Edie Rasmussen is currently Professor in the School of Library, Archival and Information Studies at the University of British Columbia, Vancouver, BC, Canada, where she served as Director for six years. Prior to joining UBC she was a Professor in the School of Information Sciences, University of Pittsburgh, Pittsburgh, USA. She has also held appointments at the School of Library and Information Studies at Dalhousie University, Nova Scotia, Canada, the School of Library Science at the Institiut Teknoloji MARA, Kuala Lumpur, Malaysia, and visiting positions at Nanyang Technological University, Singapore, Victoria University of Wellington, New Zealand, and Oslo University College, Norway. Dr. Rasmussen has been active in the Information Retrieval and Digital Library research communities, serving as a Chair for the ACM SIGIR, ACM DL, ACM/IEE JCDL, and ASIS\&T conferences. She served as President of the American Society for Information Science \& Technology, President of the Canadian Council of Information Studies/Conseil Canadien des science de l’information, and Co-convenor of the Council of Deans and Directors of the Association for Library and Information Science Education. Her current research interests include indexing and information retrieval in text and multimedia databases and digital libraries.

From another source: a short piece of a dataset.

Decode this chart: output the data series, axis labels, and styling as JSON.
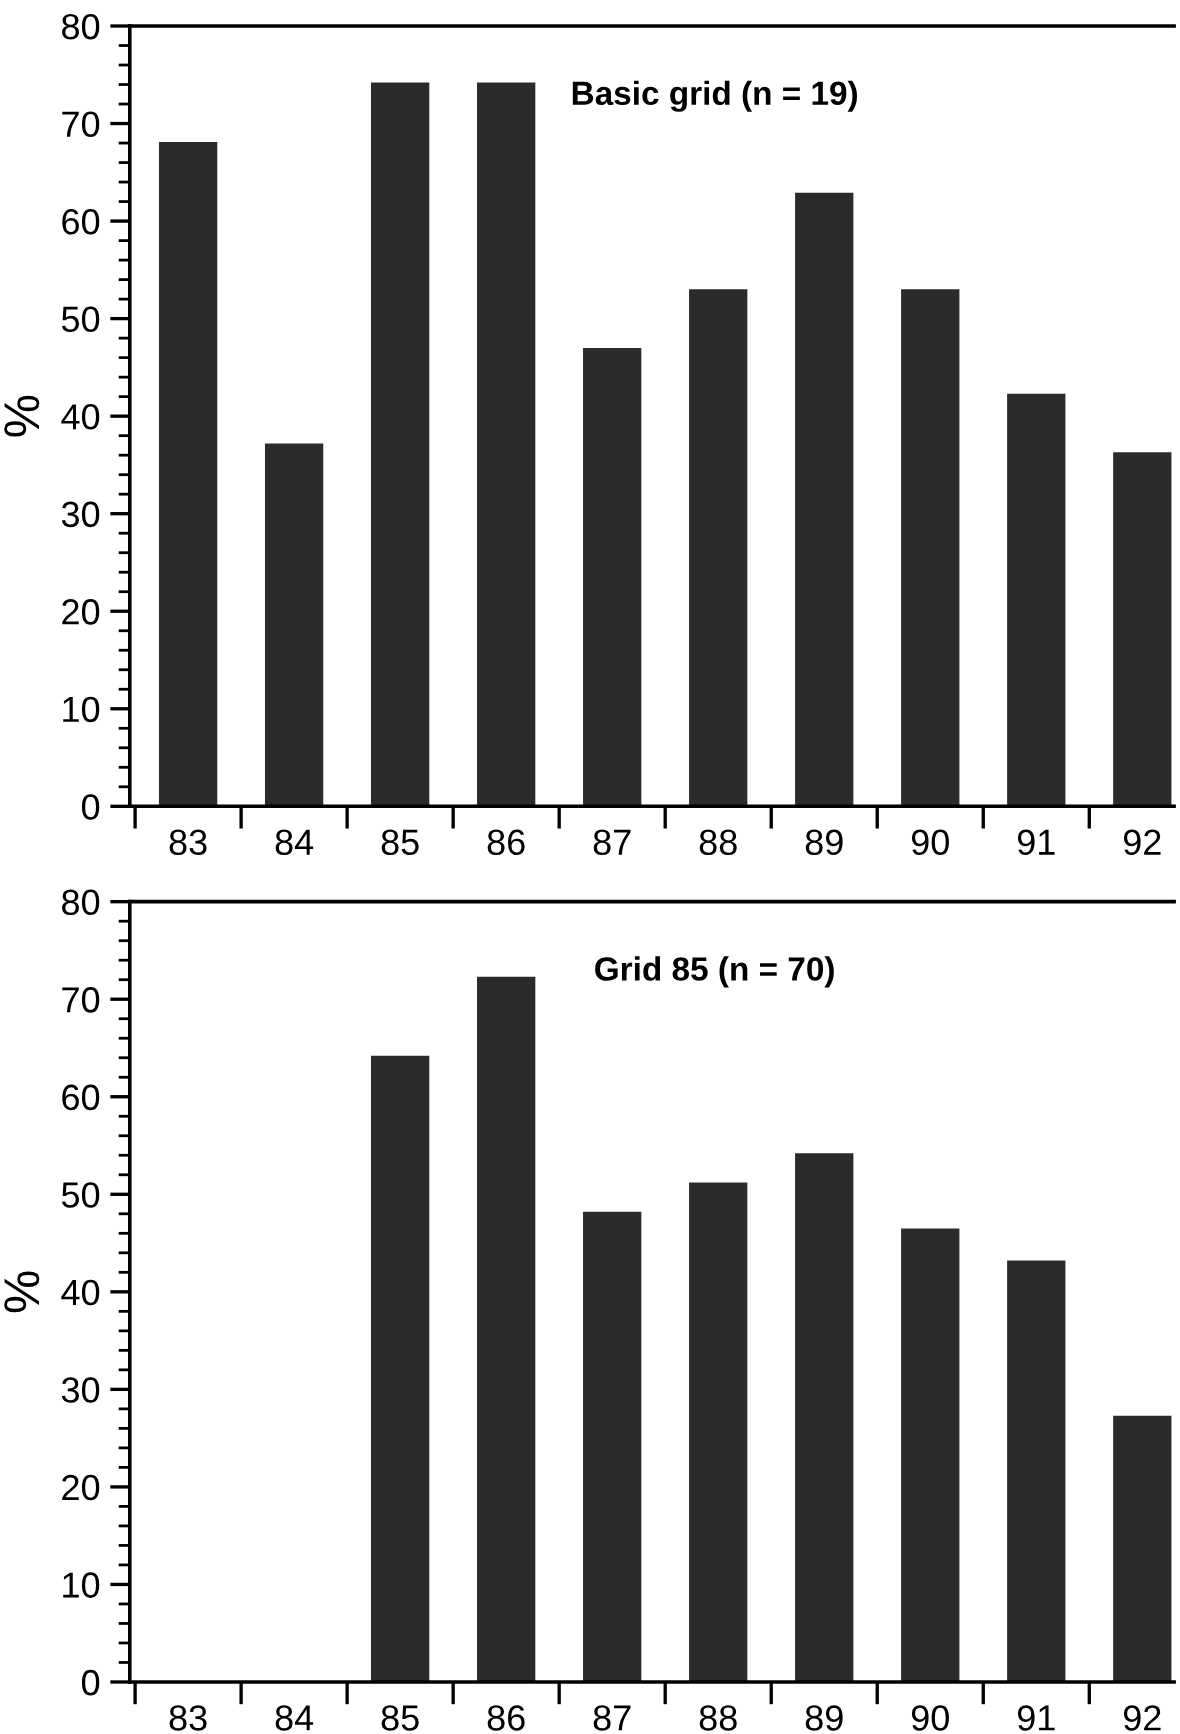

Malcolm Slaney is a principal scientist at Yahoo! Research and works on all manner of multimedia data. He received his PhD from Purdue University for his work on computed imaging. He is a coauthor, with A. C. Kak, of the IEEE book Principles of Computerized Tomographic Imaging. This book was recently republished by SIAM in their "Classics in Applied Mathematics" Series. He is co-editor, with Steven Greenberg, of the book Computational Models of Auditory Function. Before Yahoo!, Dr. Slaney has worked at Bell Laboratory, Schlumberger Palo Alto Research, Apple Computer, Interval Research and IBM's Almaden Research Center. He is also a (consulting) Professor at Stanford's CCRMA where he organizes and teaches the Hearing Seminar. His research interests include auditory modeling and perception, multimedia analysis and synthesis, compressed-domain processing, music similarity and audio search, and machine learning. For the last several years he has lead the auditory group at the Telluride Neuromorphic Workshop.

Nivio Ziviani has a PhD in Computer Science from the University of Waterloo, Canada, 1982. He is a Professor Emeritus at the Department of Computer Science of the Federal University of Minas Gerais, Brazil, where he coordinates the Laboratory for Treating Information (LATIN). He is a member of the Brazilian Academy of Sciences and of the Brazilian National Order of the Scientific Merit in the Comendador class. He is a co-founder of two high tech start-up companies: Miner Technology Group, sold to Folha de São Paulo UOL group in 1999, and Akwan Information Technologies, sold to Google Inc. in 2005. He is the author of books and papers in the areas of algorithm design and information retrieval, the latter his primary area of research. He was General Co-Chair of the 28th ACM SIGIR Conference on Research and Development in Information Retrieval (SIGIR) in 2005 and co-founder with Ricardo Baeza-Yates of the International Conference on String Processing and Information Retrieval (SPIRE) in 1993.